I agree with the other posters who talk about a extended success in terms of seeding/playoffs/winning playoff rounds. To, the purpose of the type of rebuild the Sabres are in is to return to that level of competitiveness. Cup or bust is a slogan, but it's not a legitimate operating plan.
EDIT: If the result of this current process is that the Sabres end up as a new version of the current Sharks, or of the Capitals, that will not be a failure of the rebuilding process. IMO, that will signal it's success. Not winning a championship under those circumstances would be a different failure.
I don't view the Caps the same way as the Sharks. Re: BUF potential rebuild performance similar to Sharks, it would either be failure to "tweak" / "tweak correctly" to get that last 10% to the goal, or repetitive bad luck. (We can debate which failure befell SJ each post-season.)
I don't recall if it was Scotty Bowman who said this but it sounds like him:
"You can build a team to get to the conference finals; everything else is luck."
Actually, I've said that in a few threads over the years. joshjull has, too.
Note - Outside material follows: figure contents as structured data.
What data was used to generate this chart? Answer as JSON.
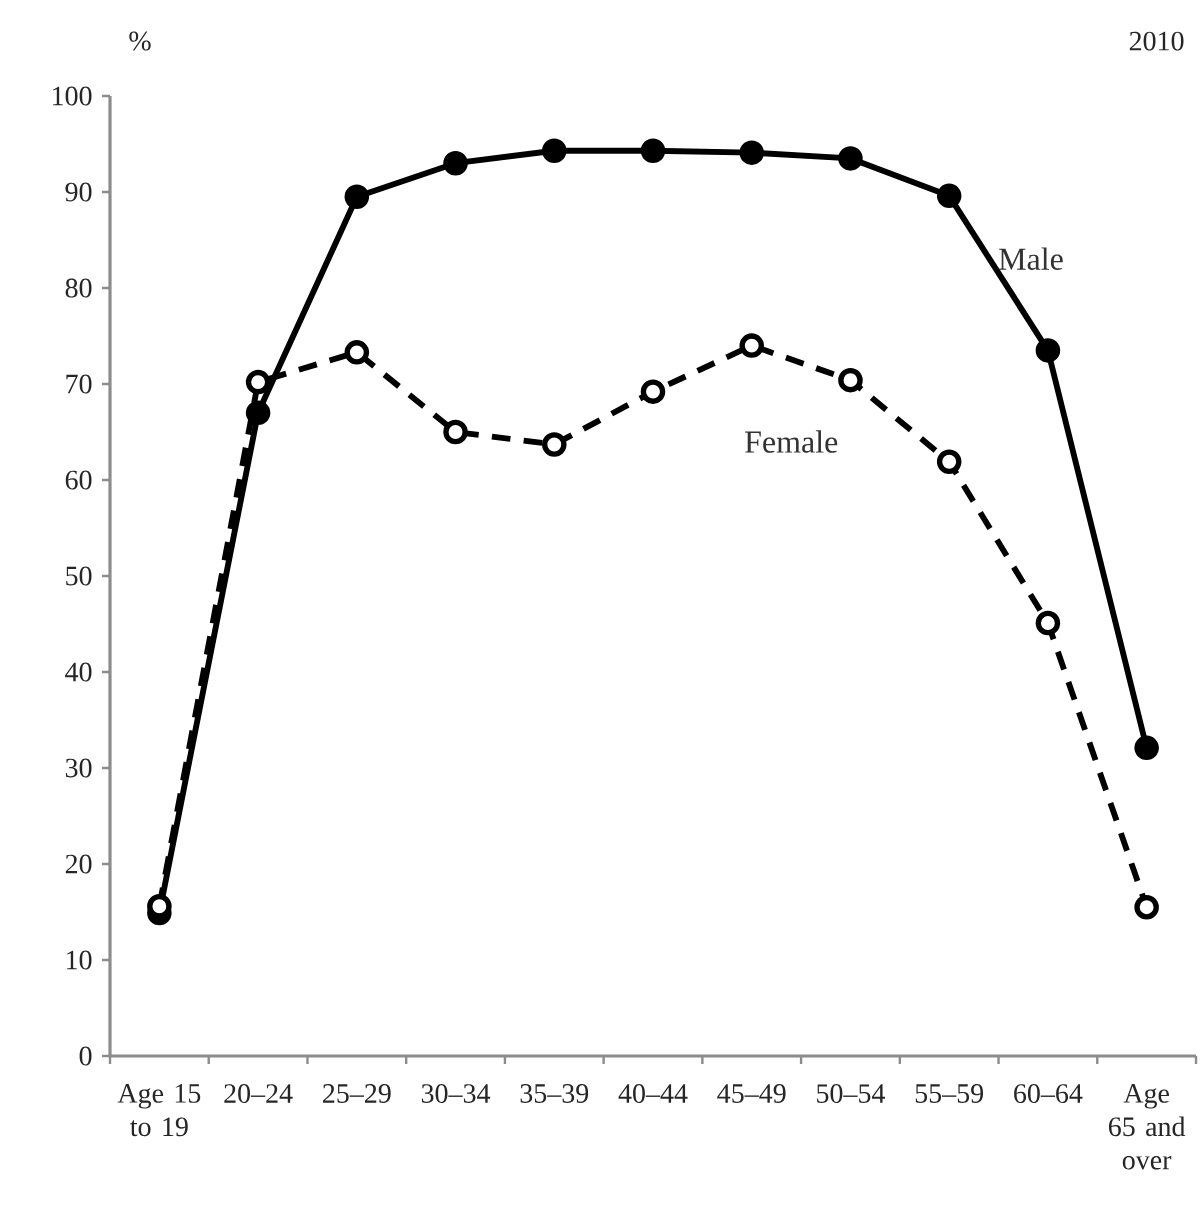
{
  "chart_data": {
    "type": "line",
    "ylabel": "%",
    "annotations": [
      "2010"
    ],
    "categories": [
      "Age 15 to 19",
      "20–24",
      "25–29",
      "30–34",
      "35–39",
      "40–44",
      "45–49",
      "50–54",
      "55–59",
      "60–64",
      "Age 65 and over"
    ],
    "ylim": [
      0,
      100
    ],
    "yticks": [
      0,
      10,
      20,
      30,
      40,
      50,
      60,
      70,
      80,
      90,
      100
    ],
    "grid": false,
    "legend": false,
    "marker": "circle",
    "series": [
      {
        "name": "Male",
        "color": "#000000",
        "line_style": "solid",
        "values": [
          14.9,
          67.0,
          89.5,
          93.0,
          94.3,
          94.3,
          94.1,
          93.5,
          89.6,
          73.5,
          32.1
        ]
      },
      {
        "name": "Female",
        "color": "#000000",
        "line_style": "dashed",
        "values": [
          15.6,
          70.2,
          73.3,
          65.0,
          63.7,
          69.2,
          74.0,
          70.4,
          61.9,
          45.1,
          15.5
        ]
      }
    ]
  }
}
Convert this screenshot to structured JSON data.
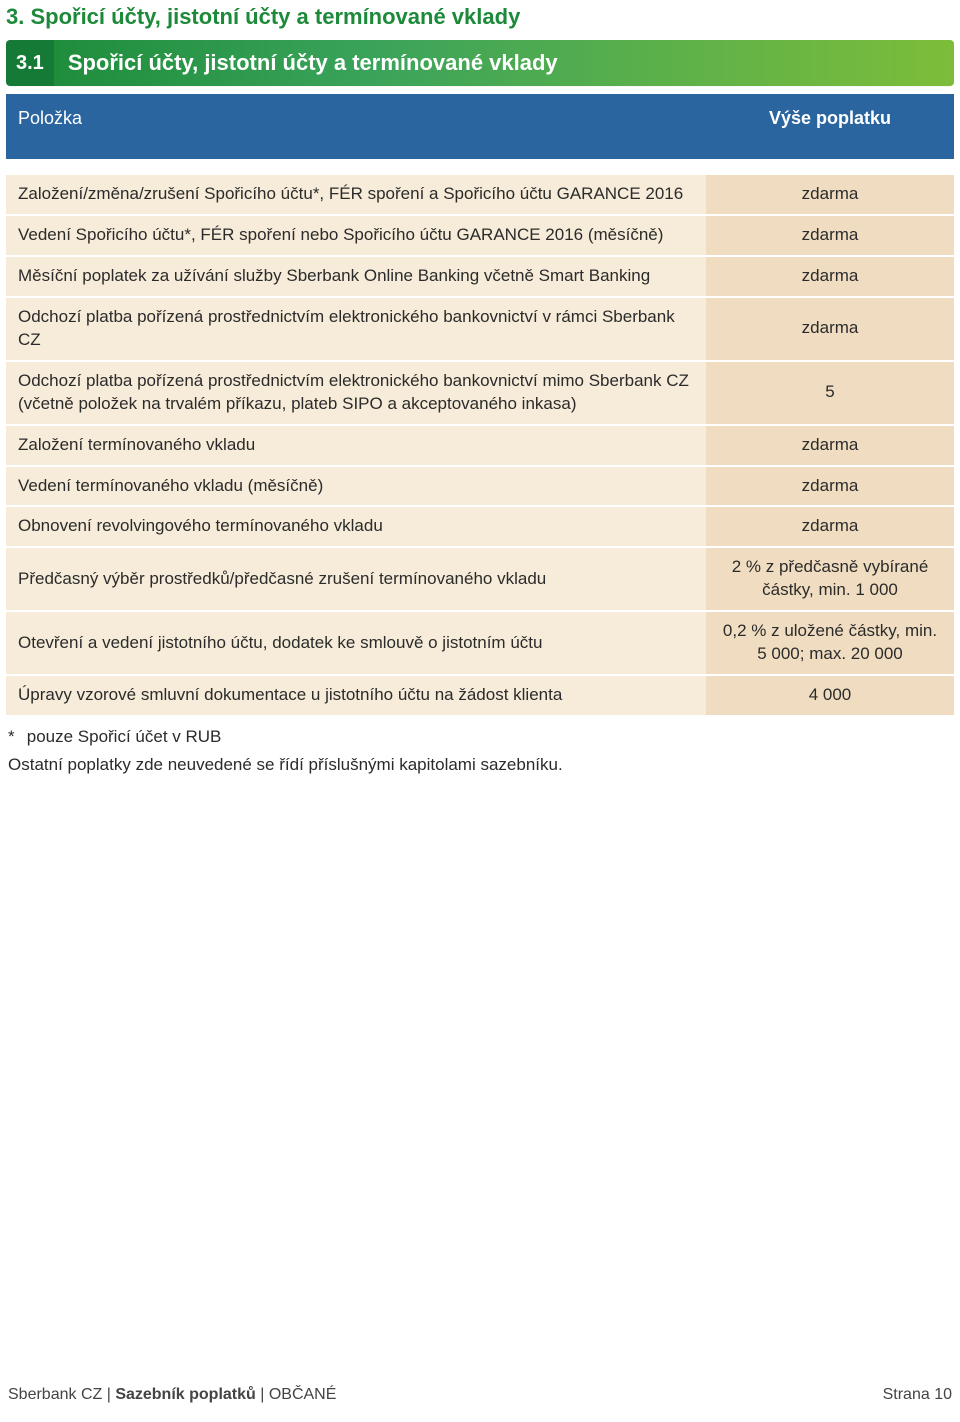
{
  "colors": {
    "green": "#1d8a3a",
    "green_dark": "#157a35",
    "gradient_start": "#1f8d3c",
    "gradient_mid": "#3aa35a",
    "gradient_end": "#7dbd3a",
    "cream": "#f6ecd9",
    "peach": "#f0ddc1",
    "blue": "#2b65a0",
    "text": "#2b2b2b",
    "page_bg": "#ffffff"
  },
  "top_title": "3. Spořicí účty, jistotní účty a termínované vklady",
  "section": {
    "tag": "3.1",
    "label": "Spořicí účty, jistotní účty a termínované vklady"
  },
  "table": {
    "header": {
      "item": "Položka",
      "fee": "Výše poplatku"
    },
    "rows": [
      {
        "item": "Založení/změna/zrušení Spořicího účtu*, FÉR spoření a Spořicího účtu GARANCE 2016",
        "fee": "zdarma"
      },
      {
        "item": "Vedení Spořicího účtu*, FÉR spoření nebo Spořicího účtu GARANCE 2016 (měsíčně)",
        "fee": "zdarma"
      },
      {
        "item": "Měsíční poplatek za užívání služby Sberbank Online Banking včetně Smart Banking",
        "fee": "zdarma"
      },
      {
        "item": "Odchozí platba pořízená prostřednictvím elektronického bankovnictví v rámci Sberbank CZ",
        "fee": "zdarma"
      },
      {
        "item": "Odchozí platba pořízená prostřednictvím elektronického bankovnictví mimo Sberbank CZ (včetně položek na trvalém příkazu, plateb SIPO a akceptovaného inkasa)",
        "fee": "5"
      },
      {
        "item": "Založení termínovaného vkladu",
        "fee": "zdarma"
      },
      {
        "item": "Vedení termínovaného vkladu (měsíčně)",
        "fee": "zdarma"
      },
      {
        "item": "Obnovení revolvingového termínovaného vkladu",
        "fee": "zdarma"
      },
      {
        "item": "Předčasný výběr prostředků/předčasné zrušení termínovaného vkladu",
        "fee": "2 % z předčasně vybírané částky, min. 1 000"
      },
      {
        "item": "Otevření a vedení jistotního účtu, dodatek ke smlouvě o jistotním účtu",
        "fee": "0,2 % z uložené částky, min. 5 000; max. 20 000"
      },
      {
        "item": "Úpravy vzorové smluvní dokumentace u jistotního účtu na žádost klienta",
        "fee": "4 000"
      }
    ]
  },
  "footnote": "pouze Spořicí účet v RUB",
  "footnote_mark": "*",
  "note": "Ostatní poplatky zde neuvedené se řídí příslušnými kapitolami sazebníku.",
  "footer": {
    "brand_left": "Sberbank CZ",
    "sep": " | ",
    "brand_bold": "Sazebník poplatků",
    "brand_right": "OBČANÉ",
    "page": "Strana 10"
  }
}
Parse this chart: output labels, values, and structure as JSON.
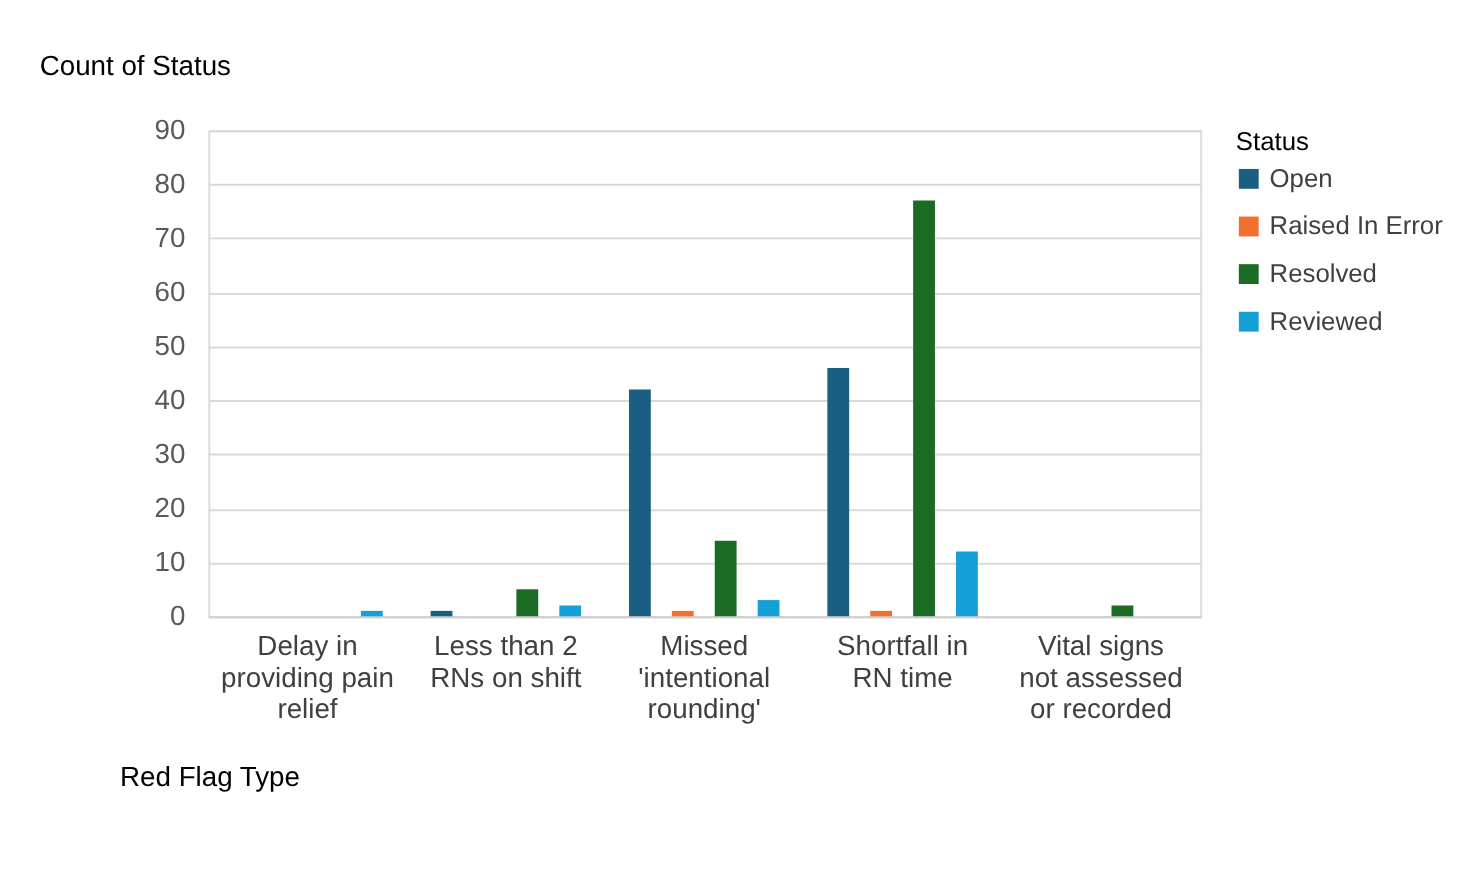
{
  "chart_data": {
    "type": "bar",
    "title": "Count of Status",
    "xlabel": "Red Flag Type",
    "legend_title": "Status",
    "categories": [
      "Delay in providing pain relief",
      "Less than 2 RNs on shift",
      "Missed 'intentional rounding'",
      "Shortfall in RN time",
      "Vital signs not assessed or recorded"
    ],
    "series": [
      {
        "name": "Open",
        "color": "#1a5e82",
        "values": [
          null,
          1,
          42,
          46,
          null
        ]
      },
      {
        "name": "Raised In Error",
        "color": "#f07030",
        "values": [
          null,
          null,
          1,
          1,
          null
        ]
      },
      {
        "name": "Resolved",
        "color": "#1c6b24",
        "values": [
          null,
          5,
          14,
          77,
          2
        ]
      },
      {
        "name": "Reviewed",
        "color": "#16a0d8",
        "values": [
          1,
          2,
          3,
          12,
          null
        ]
      }
    ],
    "ylim": [
      0,
      90
    ],
    "yticks": [
      0,
      10,
      20,
      30,
      40,
      50,
      60,
      70,
      80,
      90
    ],
    "grid": "y",
    "legend": "right"
  }
}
A perrenial Conf. finalist caliber team (building blocks = individual and collective skills, team system, roster flexibility, roster depth, pipeline replacement depth, in-game coaching, conditioning, need-based trade deadline improvements) should probabilistically yield a couple Cup Finals, and with luck, a Cup.
The (only) goal is the Cup.
The only way to reach that goal is to be the ECF winner.
The rebuild is successfull if/when BUF routinely makes the ECF. From there, probability suggests they'll make a couple Finals. With luck as well, they'll win the Cup. To believe a Cup can be won without it (luck), in this era of the game, is, IMO, naieve.